By Shyamal Sinha
Variously descended from a pirate captain, a Lord Mayor of London and a governor of North Carolina with a 400,000-acre estate, Michael Dobbs-Higginson was born on a farm with no electricity in the British colony of Southern Rhodesia in 1941.
Michael Dobbs-Higginson, ordained as a lay Buddhist monk in Japan at age 22 and erstwhile Merrill Lynch chairman, shares his unique life story in his new memoir A Raindrop in the Ocean: The Life of a Global Adventurer. The most fundamental period of his life was his stay at a Buddhist monastery on a mountain in Japan, where he battled hardship to find untapped reserves of resilience that would last him a lifetime.
His personal doctrine, the result of a lifetime of learning, is based on Buddhist principles with a sprinkling of Western morality added to the mix. It is his way of securing balance—not happiness—and has aided him in maintaining a relaxed and confident demeanor thoughout.
“I don’t look for happiness; that is a Walt Disney construct,” Dobbs-Higginson said in a recent interview. “The search for happiness is a very ephemeral one. If you and the world around you are in balance, you are naturally peaceful. Peacefulness is one thing, but happiness is trite.” (The Telegraph)
His auto-biography tells the story of how Dobbs-Higginson was raised in colonial Rhodesia (a territory that corresponds to modern-day Zimbabwe) and went on to roam the world as a teenager. It includes tales of bed-hopping, drug-smuggling, and shady business deals, written as if by a master storyteller, while sharing a religious philosophy based on Japanese Buddhism.
Dobbs-Higginson was ordained as a lay Buddhist monk in 1963, at the age of 22, at Shino-In, the headquarters of the Shingon school of Japanese Buddhism on Mount Koya. He was the first Westerner to be accepted into the 1,200-year-old Buddhist tradition. Now 75, Dobbs-Higginson is calmly facing his greatest challenge yet; the downhill battle against a terminal illness.

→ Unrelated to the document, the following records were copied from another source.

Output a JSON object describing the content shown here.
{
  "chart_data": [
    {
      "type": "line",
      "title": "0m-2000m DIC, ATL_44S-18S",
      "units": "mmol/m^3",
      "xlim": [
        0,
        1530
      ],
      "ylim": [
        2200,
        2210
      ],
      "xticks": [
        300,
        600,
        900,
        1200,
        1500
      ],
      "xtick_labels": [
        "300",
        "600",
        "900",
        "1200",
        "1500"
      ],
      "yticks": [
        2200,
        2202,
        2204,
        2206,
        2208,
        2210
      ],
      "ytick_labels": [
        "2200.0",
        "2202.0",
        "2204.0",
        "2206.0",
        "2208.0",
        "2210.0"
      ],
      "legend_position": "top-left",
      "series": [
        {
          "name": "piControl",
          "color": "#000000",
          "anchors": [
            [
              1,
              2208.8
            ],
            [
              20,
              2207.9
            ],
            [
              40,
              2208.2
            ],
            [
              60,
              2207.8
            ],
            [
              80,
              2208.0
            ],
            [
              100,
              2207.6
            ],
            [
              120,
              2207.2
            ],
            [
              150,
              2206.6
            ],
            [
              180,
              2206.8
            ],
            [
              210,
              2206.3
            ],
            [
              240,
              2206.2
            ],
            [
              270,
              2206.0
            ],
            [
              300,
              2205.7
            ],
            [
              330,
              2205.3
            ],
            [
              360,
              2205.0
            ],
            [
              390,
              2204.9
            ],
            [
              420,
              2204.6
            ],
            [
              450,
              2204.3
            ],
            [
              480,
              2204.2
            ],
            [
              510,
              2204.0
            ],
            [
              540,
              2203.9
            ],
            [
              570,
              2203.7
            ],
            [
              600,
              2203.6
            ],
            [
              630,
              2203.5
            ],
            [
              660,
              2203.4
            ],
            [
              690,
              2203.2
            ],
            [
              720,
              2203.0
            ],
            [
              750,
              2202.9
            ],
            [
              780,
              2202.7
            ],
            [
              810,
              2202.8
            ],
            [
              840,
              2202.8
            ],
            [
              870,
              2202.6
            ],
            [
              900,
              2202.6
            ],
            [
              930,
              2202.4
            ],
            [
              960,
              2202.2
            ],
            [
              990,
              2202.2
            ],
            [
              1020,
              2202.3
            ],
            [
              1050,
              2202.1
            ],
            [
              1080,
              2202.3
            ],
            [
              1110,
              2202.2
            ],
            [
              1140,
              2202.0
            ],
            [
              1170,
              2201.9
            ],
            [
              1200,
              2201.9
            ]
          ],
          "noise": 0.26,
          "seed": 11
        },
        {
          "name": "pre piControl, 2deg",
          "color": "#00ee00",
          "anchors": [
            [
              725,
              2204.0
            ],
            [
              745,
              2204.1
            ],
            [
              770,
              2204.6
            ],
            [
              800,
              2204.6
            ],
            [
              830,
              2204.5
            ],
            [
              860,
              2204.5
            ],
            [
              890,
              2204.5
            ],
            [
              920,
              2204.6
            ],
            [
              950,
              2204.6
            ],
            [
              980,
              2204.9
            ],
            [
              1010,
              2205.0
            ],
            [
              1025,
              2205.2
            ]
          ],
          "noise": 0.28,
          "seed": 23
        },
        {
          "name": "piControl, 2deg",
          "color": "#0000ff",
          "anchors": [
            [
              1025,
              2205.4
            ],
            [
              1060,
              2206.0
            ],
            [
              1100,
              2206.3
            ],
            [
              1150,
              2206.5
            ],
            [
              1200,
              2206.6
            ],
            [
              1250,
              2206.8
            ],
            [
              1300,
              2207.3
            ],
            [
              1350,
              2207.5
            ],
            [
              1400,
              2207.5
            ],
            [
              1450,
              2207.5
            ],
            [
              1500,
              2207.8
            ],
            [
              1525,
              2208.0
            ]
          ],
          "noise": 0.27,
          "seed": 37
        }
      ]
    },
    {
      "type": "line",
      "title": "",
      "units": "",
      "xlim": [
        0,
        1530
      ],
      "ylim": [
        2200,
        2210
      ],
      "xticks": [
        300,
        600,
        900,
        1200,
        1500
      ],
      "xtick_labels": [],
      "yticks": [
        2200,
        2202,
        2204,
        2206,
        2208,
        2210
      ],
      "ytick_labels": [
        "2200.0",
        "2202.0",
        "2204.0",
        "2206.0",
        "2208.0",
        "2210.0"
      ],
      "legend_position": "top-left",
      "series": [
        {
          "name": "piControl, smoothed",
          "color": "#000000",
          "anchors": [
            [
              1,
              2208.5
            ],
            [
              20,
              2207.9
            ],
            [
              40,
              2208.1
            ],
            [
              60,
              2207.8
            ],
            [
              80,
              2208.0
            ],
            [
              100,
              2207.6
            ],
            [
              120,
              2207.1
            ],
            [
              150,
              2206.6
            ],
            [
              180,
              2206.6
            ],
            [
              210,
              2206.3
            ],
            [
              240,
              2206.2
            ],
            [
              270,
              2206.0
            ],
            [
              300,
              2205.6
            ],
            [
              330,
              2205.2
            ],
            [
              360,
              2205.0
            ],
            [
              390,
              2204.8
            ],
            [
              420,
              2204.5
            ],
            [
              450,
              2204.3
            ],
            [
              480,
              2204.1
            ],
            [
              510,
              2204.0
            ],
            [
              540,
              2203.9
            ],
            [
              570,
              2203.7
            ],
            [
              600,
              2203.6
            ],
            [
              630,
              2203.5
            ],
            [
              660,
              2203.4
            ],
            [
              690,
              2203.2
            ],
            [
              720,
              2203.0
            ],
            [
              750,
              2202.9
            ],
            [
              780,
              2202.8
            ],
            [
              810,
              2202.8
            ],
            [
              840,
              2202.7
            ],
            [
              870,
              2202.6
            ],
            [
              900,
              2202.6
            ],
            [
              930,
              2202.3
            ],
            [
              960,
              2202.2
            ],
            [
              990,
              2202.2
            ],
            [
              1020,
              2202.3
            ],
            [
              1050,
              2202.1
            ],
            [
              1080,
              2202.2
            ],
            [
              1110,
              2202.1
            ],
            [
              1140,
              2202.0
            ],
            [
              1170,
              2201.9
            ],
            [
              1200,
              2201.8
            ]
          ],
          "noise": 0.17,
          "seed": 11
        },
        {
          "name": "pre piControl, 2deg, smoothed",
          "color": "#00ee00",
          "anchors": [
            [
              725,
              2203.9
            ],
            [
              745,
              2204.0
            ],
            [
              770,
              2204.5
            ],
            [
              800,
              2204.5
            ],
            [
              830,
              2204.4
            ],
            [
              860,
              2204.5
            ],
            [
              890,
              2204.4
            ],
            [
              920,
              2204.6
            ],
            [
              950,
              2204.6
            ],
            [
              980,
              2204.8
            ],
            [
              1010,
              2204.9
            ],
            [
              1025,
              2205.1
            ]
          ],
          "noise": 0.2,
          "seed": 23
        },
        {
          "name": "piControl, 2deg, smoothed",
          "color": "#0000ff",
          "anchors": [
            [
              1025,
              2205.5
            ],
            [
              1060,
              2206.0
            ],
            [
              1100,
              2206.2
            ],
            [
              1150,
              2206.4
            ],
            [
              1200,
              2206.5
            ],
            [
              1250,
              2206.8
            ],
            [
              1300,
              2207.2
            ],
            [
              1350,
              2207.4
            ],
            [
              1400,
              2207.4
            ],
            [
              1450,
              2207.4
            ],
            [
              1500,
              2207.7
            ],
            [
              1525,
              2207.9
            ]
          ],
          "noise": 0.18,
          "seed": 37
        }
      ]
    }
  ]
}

After studying medicine in Dublin, logging in Canada, and teaching surfing in Hawaii, Dobbs-Higginson describes how he moved back to Japan, where he set up several businesses before being chased out of the country by ruthless Central Intelligence Agency (CIA) operatives, after refusing to participate in their operations. He then realtes how he went on to become the chairman of Merrill Lynch Asia-Pacific, and is still involved in various startups developing electric vehicles and drones for Asia, and an e-commerce platform for Africa.
When asked how he reconciled his career as a banker with his monastic principles, he answered: “If I was joining the mafia to smuggle drugs, that would be a moral question, but joining investment banking, I was actually doing some good. I felt that I was giving opportunity to people who might not otherwise have had it, and in those days we were not paid those grotesque sums.” (The Telegraph)
His philosophy for life, he explains, is built up out of three parts: minimizing the ego, encouraging curiosity, and focusing on substance rather than form. This last notion came from his mother: “My mother was a sort of quasi-mystic, and very interested in comparative theology,” Dobbs-Higginson recounts. “And when I was about six or seven, about to leave for boarding school, she said: ‘I want to tell you something.
“She said ‘you’ve got to understand that life is about form and substance. Most people focus on form, because that’s the easy part, and that’s usually driven by the ego. But substance is really what the person is made of; what their moral value systems are and who they really are—so focus on substance.’” (Citya.M. Newsletters)
At 75, he still leads a full life, despite his illness, with three children, six grandchildren, and his French wife Marie-Thérèse.
He lives in Singapore, London and France.